Aggregate by node property

Here is an example where we aggregate by a node property:

PROFILE
MATCH (p:Person)
WITH p
MATCH (m:Movie)<-[:ACTED_IN]-(p)
WITH p.name as Actor, collect(m) as Movies
RETURN Actor, Movies
AggregateByProperty

Better: Aggregate by node

Depending on the graph, it is better to aggregate by node, rather than by property. When you aggregate by node, you do not have to read any properties or node details, it simply get the id for the node.

PROFILE
MATCH (p:Person)
WITH p
MATCH (m:Movie)<-[:ACTED_IN]-(p)
WITH p, collect(m) as Movies
WITH p.name as Actor, Movies
RETURN Actor, Movies

Here is the execution plan which is slightly better for this graph:

AggregateByNode

Accessing node properties multiple times

Delaying the minimum number of properties accessed by reducing the number of nodes is a good thing. Even better is accessing a distinct node.

This is a variation of getting at the property value before expansion. Here is an example:

PROFILE
MATCH (m:Movie)-[:ACTED_IN]-(a:Actor)
WHERE a.born > $year
RETURN  m.title, m.releaseYear

This query returns 30,146 rows.

NonDistinctPropertyAccess

Better: Delay access until node is distinct

Ideally, you want to access the node property once, so making it distinct helps:

PROFILE
MATCH (m:Movie)-[:ACTED_IN]-(a:Actor)
WHERE a.born > $year
WITH DISTINCT m
RETURN  m.title, m.releaseYear

Although the elapsed time is greater, the number of rows returned is much smaller which means less work to get the property values.

DistinctPropertyAccess

Property access before aggregation

Another example is where aggregation is performed for some of the nodes and the property access is done before the aggregation:

PROFILE
MATCH (m:Movie)<-[:ACTED_IN]-(a:Actor)
WHERE a.born > $year AND m.releaseYear > $year
WITH  m, collect(a) as actors
RETURN  m.title, m.releaseYear, actors
PropertyAccessBeforeAggregation

Better: Aggregate and then access properties

When we aggregate the actor nodes, the movie nodes are distinct so it is much more efficient to rewrite this query to:

PROFILE
MATCH (m:Movie)<-[:ACTED_IN]-(a:Actor)
WHERE a.born > $year
WITH  m, collect(a) as actors
WHERE m.releaseYear > $year
RETURN  m.title, m.releaseYear, [a IN actors | a.name] as actorNames
PropertyAccessAfterAggregation
This query could benefit from indexes on the born and releaseYear properties.

Exercise 6: More Query Tuning

In the query edit pane of Neo4j Browser, execute the browser command:

:play 4.0-query-tuning-exercises

and follow the instructions for Exercise 6.

This exercise has 6 steps. Estimated time to complete: 15 minutes.

Check your understanding

Question 1

Given this query:

MATCH (m:Movie)
WHERE m.title = $movieTitle
RETURN m.title, m.releaseYear

When are the title and releaseYear properties accessed?

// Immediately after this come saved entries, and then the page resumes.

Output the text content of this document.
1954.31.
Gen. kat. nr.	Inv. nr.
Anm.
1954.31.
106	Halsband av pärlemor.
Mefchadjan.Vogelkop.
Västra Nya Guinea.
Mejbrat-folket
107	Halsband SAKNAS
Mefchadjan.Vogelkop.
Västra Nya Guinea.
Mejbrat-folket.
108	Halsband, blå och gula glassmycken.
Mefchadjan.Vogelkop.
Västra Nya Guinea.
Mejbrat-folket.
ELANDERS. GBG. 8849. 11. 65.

Select the correct answers.

  • If there are no indexes on Movie.title or Movie.releaseYear, the Movie.title property is accessed during the query and the Movie.releaseYear property is accessed in the RETURN clause.

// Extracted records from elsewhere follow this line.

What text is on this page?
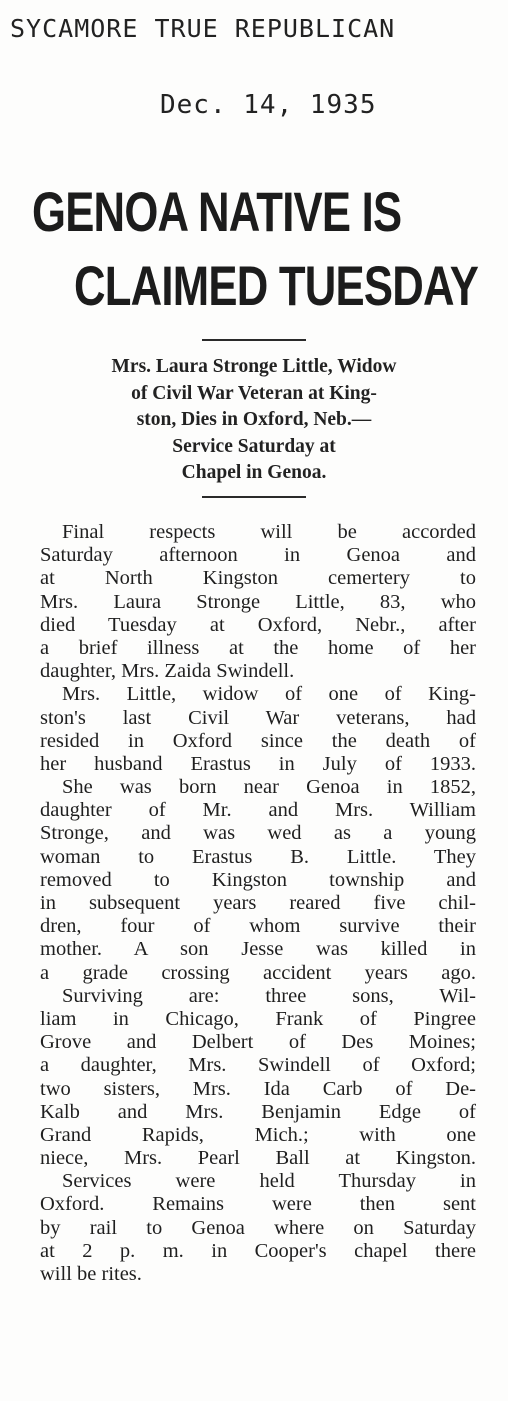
SYCAMORE TRUE REPUBLICAN
Dec. 14, 1935
GENOA NATIVE IS
CLAIMED TUESDAY
Mrs. Laura Stronge Little, Widow
of Civil War Veteran at King-
ston, Dies in Oxford, Neb.—
Service Saturday at
Chapel in Genoa.
Final respects will be accorded
Saturday afternoon in Genoa and
at North Kingston cemertery to
Mrs. Laura Stronge Little, 83, who
died Tuesday at Oxford, Nebr., after
a brief illness at the home of her
daughter, Mrs. Zaida Swindell.
Mrs. Little, widow of one of King-
ston's last Civil War veterans, had
resided in Oxford since the death of
her husband Erastus in July of 1933.
She was born near Genoa in 1852,
daughter of Mr. and Mrs. William
Stronge, and was wed as a young
woman to Erastus B. Little. They
removed to Kingston township and
in subsequent years reared five chil-
dren, four of whom survive their
mother. A son Jesse was killed in
a grade crossing accident years ago.
Surviving are: three sons, Wil-
liam in Chicago, Frank of Pingree
Grove and Delbert of Des Moines;
a daughter, Mrs. Swindell of Oxford;
two sisters, Mrs. Ida Carb of De-
Kalb and Mrs. Benjamin Edge of
Grand Rapids, Mich.; with one
niece, Mrs. Pearl Ball at Kingston.
Services were held Thursday in
Oxford. Remains were then sent
by rail to Genoa where on Saturday
at 2 p. m. in Cooper's chapel there
will be rites.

  • If there is an index only on Movie.title, the Movie.releaseYear property is accessed in the RETURN clause.

  • If there is an index only on Movie.releaseYear, the Movie.title property is accessed during the query and the Movie.releaseYear property is accessed in the RETURN clause.

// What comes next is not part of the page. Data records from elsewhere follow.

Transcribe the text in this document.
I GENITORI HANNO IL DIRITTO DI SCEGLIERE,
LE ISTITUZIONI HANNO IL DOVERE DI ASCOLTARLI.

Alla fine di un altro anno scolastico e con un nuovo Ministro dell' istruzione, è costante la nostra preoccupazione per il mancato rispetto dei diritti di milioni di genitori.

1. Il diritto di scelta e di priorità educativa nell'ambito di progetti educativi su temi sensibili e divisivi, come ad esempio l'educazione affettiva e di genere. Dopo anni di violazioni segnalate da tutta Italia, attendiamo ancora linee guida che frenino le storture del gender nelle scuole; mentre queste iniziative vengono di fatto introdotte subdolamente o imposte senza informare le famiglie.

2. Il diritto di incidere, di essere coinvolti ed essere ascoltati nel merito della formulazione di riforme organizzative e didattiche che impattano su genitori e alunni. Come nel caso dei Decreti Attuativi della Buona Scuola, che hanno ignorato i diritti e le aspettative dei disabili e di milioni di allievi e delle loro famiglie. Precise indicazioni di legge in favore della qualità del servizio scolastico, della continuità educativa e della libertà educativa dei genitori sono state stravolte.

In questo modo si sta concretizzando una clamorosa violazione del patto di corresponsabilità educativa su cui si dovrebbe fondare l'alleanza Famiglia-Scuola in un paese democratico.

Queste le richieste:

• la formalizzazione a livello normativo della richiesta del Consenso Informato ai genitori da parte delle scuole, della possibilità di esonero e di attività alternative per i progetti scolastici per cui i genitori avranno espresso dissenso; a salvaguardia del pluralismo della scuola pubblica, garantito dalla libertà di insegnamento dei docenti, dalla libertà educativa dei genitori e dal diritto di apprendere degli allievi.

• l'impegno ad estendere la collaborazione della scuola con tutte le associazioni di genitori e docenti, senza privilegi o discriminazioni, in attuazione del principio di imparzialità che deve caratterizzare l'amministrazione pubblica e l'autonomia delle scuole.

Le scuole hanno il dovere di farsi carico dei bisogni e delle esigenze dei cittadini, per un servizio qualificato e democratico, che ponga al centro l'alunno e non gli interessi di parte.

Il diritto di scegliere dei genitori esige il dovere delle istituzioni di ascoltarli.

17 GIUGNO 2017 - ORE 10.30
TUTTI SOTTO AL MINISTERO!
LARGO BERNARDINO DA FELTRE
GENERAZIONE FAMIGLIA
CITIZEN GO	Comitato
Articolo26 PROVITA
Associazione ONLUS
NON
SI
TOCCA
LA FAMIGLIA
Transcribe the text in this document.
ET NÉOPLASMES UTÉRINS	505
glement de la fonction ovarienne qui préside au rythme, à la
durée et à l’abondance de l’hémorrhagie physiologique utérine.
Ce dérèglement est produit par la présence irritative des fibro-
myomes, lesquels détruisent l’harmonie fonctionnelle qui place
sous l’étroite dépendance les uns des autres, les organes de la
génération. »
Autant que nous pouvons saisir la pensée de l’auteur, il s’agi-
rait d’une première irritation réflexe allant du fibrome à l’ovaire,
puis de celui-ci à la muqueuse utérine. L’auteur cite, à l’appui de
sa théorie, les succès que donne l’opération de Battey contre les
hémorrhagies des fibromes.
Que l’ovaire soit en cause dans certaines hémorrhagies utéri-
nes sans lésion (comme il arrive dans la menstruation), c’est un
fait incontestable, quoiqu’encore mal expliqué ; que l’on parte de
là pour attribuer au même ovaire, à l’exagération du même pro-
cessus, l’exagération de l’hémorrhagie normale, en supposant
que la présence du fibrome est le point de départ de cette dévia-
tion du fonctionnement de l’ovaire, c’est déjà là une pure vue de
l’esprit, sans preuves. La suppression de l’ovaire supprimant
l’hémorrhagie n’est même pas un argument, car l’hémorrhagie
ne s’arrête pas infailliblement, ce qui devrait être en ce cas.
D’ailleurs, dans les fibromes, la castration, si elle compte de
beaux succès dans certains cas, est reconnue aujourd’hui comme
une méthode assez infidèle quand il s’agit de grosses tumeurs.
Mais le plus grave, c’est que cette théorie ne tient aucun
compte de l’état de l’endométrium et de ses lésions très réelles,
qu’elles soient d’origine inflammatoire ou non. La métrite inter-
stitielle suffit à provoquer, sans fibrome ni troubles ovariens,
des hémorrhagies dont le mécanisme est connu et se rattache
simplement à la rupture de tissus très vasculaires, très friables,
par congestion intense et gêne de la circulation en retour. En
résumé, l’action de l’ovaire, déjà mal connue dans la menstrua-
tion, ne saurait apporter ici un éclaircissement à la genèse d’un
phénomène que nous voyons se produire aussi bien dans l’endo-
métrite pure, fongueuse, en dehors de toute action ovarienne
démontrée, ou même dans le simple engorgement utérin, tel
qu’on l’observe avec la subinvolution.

  • If there are indexes on both Movie.title and Movie.releaseYear, the properties are not accessed, but gotten only from the indexes.

Question 2

For a given query, what metrics can you observe related to time?

Select the correct answers.

  • total elapsed ms for the query

  • ms for the query execution, that does not include results returned

  • ms for the index lookup

  • ms for the streaming of the results to the client

Question 3

Suppose you have an index on the Movie.releaseYear property. With this code:

MATCH (m:Movie)
WHERE m.releaseYear > $year
RETURN m.title, m.releaseYear

Which statements are true about this code?

Select the correct answers.

  • The title property is accessed for the return.

  • The releaseYear property is accessed for the return.

  • The records returned are sorted by releaseYear.

  • The records returned are in random order.

Summary

You can now:

  • Describe when properties are accessed in a query.

  • Optimize queries by minimizing property access.